Take, for example, the following construction:
$X = \{0,1\}^{\mathbb{Z}}$ equipped with product topology and shift map $(\sigma(x))_{n\geqslant 1} = x_{n+1}$;
my question is, is there a point $x$ not generic to any $\sigma$ - invariant measure?
My intuition says yes because you should be able to construct a sequence of $0$s and $1$s satisfying the invariant part while also choosing them so there is no convergence in the definition of a generic point. I just don't know how :-(
Take the following element of $\{0,1\}^\mathbb{N}$: $$ y=0^1 1^3 0^9 1^{27}...,$$ that is sequences of length $3^k$ of $0$ and $1$ alternatively. It's not generic for any $\mu$.

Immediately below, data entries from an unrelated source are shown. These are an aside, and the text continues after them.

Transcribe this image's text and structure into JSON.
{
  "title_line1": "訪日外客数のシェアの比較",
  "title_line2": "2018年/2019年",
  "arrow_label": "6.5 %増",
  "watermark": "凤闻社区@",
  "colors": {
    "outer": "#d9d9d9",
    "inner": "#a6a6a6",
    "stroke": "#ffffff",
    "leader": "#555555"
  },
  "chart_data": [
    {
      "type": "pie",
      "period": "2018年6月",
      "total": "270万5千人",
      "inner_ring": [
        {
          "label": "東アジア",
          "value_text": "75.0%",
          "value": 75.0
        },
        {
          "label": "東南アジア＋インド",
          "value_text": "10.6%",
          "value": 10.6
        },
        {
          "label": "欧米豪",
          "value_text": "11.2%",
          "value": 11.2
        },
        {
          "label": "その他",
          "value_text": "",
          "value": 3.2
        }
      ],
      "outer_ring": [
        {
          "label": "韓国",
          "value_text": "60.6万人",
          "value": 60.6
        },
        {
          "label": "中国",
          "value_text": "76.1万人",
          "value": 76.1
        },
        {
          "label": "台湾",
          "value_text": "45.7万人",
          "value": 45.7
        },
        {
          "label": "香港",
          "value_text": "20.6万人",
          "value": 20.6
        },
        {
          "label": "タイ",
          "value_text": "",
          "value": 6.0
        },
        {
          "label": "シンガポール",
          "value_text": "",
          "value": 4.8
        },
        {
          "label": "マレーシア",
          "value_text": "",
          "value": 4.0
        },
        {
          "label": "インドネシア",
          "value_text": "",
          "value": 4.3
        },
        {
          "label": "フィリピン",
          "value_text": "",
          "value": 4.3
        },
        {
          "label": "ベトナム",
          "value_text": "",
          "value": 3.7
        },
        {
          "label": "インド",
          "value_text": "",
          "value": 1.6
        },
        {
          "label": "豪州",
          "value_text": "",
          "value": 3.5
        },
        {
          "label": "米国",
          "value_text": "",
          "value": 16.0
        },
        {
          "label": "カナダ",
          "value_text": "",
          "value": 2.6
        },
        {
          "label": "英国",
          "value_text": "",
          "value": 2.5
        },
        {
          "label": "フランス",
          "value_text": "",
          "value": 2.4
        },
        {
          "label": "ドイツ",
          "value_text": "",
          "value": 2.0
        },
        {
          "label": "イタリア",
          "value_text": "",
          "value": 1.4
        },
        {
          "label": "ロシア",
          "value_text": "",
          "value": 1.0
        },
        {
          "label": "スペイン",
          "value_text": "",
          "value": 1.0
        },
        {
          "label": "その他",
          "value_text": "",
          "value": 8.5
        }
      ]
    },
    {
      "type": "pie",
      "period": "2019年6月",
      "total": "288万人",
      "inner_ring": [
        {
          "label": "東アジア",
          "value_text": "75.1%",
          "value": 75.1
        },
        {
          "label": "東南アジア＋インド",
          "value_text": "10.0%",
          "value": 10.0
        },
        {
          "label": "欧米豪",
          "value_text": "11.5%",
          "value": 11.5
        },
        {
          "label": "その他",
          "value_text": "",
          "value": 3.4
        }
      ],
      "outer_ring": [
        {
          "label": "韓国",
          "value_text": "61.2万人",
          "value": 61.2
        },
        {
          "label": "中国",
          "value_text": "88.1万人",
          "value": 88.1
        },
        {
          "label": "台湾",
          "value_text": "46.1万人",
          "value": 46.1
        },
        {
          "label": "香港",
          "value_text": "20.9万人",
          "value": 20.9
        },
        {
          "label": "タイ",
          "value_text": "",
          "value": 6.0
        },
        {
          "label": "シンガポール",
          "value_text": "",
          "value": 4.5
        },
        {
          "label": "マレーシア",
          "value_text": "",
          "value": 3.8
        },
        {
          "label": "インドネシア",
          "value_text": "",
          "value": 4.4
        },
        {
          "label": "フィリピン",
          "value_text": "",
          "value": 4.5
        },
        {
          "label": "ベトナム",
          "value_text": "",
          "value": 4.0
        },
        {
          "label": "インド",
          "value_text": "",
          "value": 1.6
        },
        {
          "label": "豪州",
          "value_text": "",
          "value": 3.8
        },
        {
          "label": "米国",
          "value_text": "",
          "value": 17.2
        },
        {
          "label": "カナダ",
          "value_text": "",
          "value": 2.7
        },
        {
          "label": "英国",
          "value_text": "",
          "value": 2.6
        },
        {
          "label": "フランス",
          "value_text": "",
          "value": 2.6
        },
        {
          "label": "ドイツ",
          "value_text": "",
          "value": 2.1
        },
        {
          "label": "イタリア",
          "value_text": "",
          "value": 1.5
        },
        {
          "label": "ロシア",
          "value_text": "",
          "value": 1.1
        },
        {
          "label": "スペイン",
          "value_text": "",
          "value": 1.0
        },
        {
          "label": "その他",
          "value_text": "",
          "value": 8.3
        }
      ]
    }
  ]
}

By contradiction, assume there is some shift-invariant probability measure $\mu$ for which $y$ is generic. Put $f(x)=x_0$, that is $0$ is the sequence begins with a zero, $1$ otherwise (it is continuous). Then we would have $$\mu(f)=\lim_{N\to \infty} \frac1N \sum_{k=0}^{N-1}f(T^k y),$$ but there is no limit to the proportion of 0's and 1's in $y$.
For example, if $N=\sum_{k=0}^{2p} 3^{k}$, the ratio is $$\frac1N \sum_{k=0}^{N-1}f(T^k y)=\frac{3\sum_{i=0}^{p} 9^i}{\sum_{k=0}^p 3^{k}}= 3\frac{9^{p}-1}{8}\frac{2}{3^{2p+1}-1} \to \frac14,$$ and for $N=\sum_{k=0}^{2p+1} 3^{k}$, the ratio is $$\frac1N \sum_{k=0}^{N-1}f(T^k y)=\frac{3\sum_{i=0}^{p} 9^i}{\sum_{k=0}^{2p+1} 3^{k}}=3\frac{9^{p+1}-1}{8}\frac{2}{3^{2p+2}-1}= \frac34,$$